Yannick Jadot et Michèle Rivasi bientôt départagés — Primaire EELV

08 Novembre, 2016, 04:14 | Auteur: Lynn Cook
  • Entre Jadot et Rivasi le suspense de la candidature EELV touche à sa fin

Les électeurs d'Europe Ecologie-Les Verts découvrent lundi soir qui, de Yannick Jadot ou de la surprise du premier tour Michèle Rivasi, deux candidats très proches sur le fond, portera leurs couleurs à une élection présidentielle s'annonçant périlleuse pour leur parti. Lundi 7 novembre, il a remporté le second tour de la primaire EELV avec 54,25% des voix, face à sa rivale Michèle Rivasi, créditée de 40,75% des voix.

Ca ne veut pas dire que Yannick Jadot ferait mieux qu'eux; ça signifie que, la découverte de sa personnalité aidant, les quelques points qu'il réunira sur son nom empêcheront définitivement l'un ou l'autre d'accéder au second tour.

De son côté, M. Jadot, qui s'est fait remarquer la semaine dernière par une vibrante harangue au Parlement européen contre le traité de libre-échange CETA, a répété qu'il souhaitait redonner "sa crédibilité à l'écologie politique", "une écologie qui agit, construit et gagne".

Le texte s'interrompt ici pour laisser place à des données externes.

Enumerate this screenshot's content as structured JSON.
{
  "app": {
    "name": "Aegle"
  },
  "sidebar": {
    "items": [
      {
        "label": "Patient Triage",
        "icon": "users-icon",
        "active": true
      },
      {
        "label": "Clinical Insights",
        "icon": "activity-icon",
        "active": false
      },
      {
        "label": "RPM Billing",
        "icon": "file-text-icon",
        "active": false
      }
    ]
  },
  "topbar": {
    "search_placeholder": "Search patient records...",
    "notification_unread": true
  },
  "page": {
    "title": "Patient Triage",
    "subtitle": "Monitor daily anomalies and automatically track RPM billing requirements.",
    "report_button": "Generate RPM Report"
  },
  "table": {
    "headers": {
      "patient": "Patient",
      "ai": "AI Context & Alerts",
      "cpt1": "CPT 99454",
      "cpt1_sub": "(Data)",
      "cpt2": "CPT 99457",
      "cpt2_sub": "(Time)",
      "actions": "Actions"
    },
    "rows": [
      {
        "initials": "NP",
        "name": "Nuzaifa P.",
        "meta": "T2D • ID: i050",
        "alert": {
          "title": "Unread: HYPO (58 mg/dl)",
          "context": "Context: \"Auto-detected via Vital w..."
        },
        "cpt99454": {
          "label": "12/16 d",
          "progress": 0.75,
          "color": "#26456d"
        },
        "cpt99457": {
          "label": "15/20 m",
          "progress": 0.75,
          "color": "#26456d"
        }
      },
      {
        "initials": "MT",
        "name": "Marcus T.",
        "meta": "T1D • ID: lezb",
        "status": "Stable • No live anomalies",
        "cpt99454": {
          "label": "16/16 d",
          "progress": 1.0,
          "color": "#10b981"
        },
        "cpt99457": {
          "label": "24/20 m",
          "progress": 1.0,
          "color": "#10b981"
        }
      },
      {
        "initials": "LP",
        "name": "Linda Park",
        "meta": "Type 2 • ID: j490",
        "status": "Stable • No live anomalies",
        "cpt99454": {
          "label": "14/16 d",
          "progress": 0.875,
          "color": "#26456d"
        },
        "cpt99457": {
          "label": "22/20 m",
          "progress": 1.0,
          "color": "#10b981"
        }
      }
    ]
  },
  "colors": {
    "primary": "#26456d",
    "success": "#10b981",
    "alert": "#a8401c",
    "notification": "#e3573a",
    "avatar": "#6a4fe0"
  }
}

Mme Rivasi en revanche refuse de partir battue. Après la primaire, resteront ensuite de nombreuses difficultés pour le vainqueur. M. Jadot et Mme Rivasi n'ont pourtant cessé de dire pendant l'entre-deux tours qu'ils ne rallieraient pas le grand frère socialiste pour la présidentielle ni même pour un accord législatif. L'enjeu est crucial pour ce parti sorti exsangue, divisé et traumatisé par sa participation au gouvernement, au début du quinquennat du président socialiste François Hollande.

Les quatre candidats et peut-être encore plus Yannick Jadot et Michèle Rivasi ont développé dans leur campagne des projets très similaires.

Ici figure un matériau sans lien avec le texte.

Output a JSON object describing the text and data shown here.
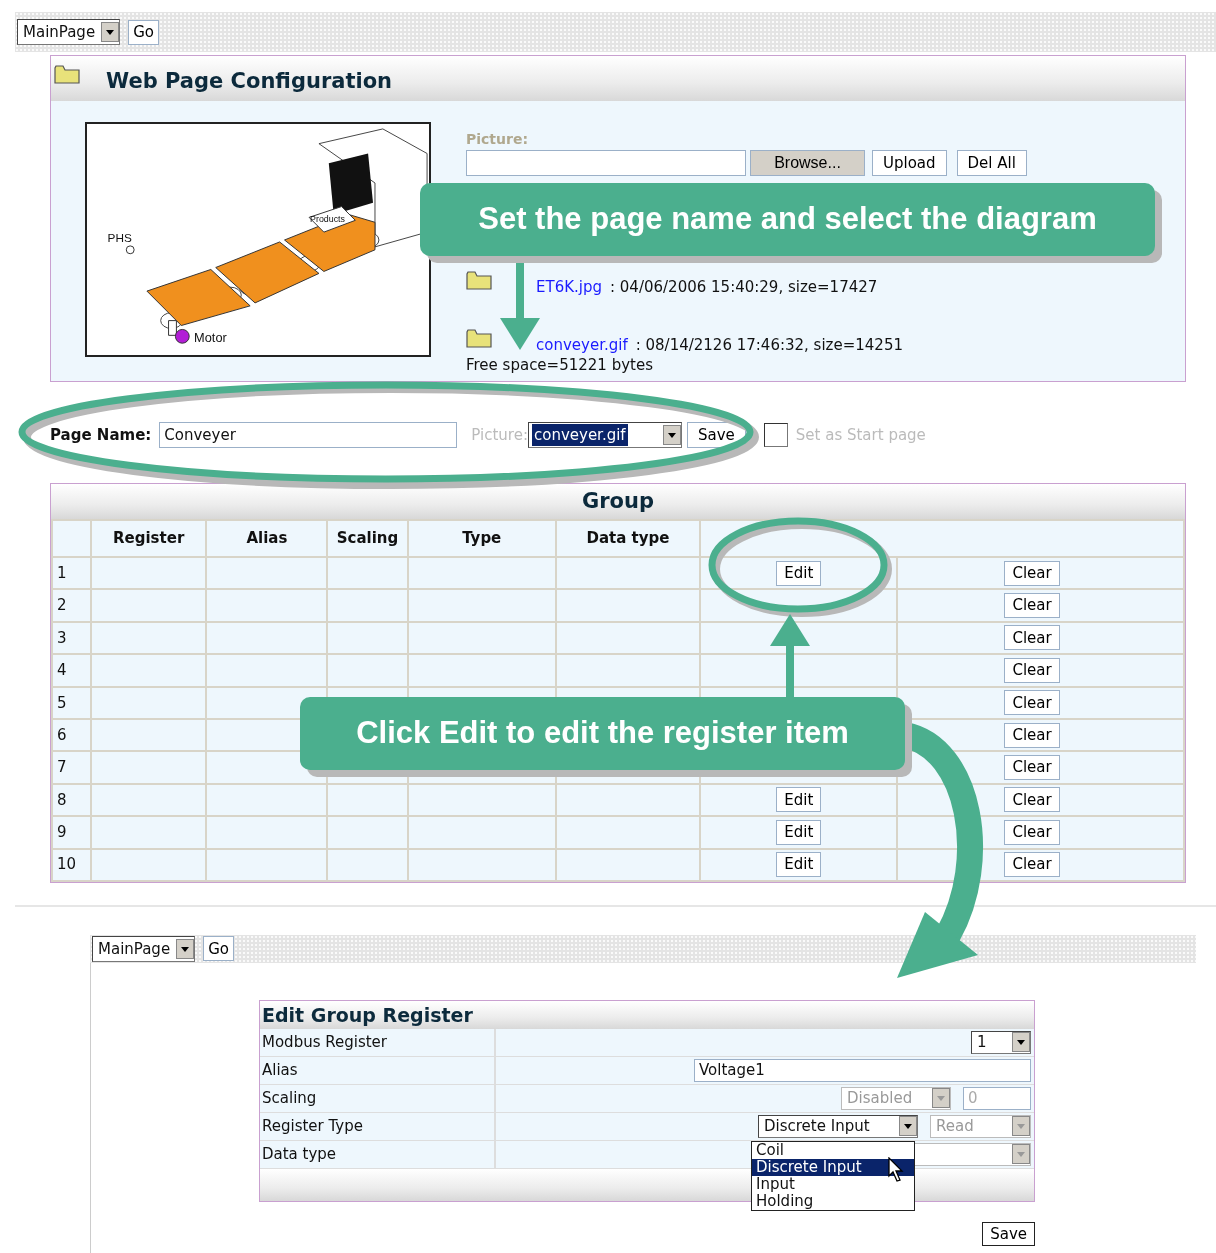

Quant à l'ancienne ministre, elle s'est refusée à donner une quelconque consigne mais a promis qu'elle soutiendrait le vainqueur, quel qu'il soit.

Pour Yannick Jadot, déjà arrivé au premier tour de la primaire, la campagne à venir s'annonce néanmoins difficile, puisqu'il lui faudra réuni les 500 signatures nécessaires à sa candidature officielle. "Je suis le seul à pouvoir rassembler notre mouvement et la famille écologiste au sens large", affirmait-il lors du débat du 27 septembre.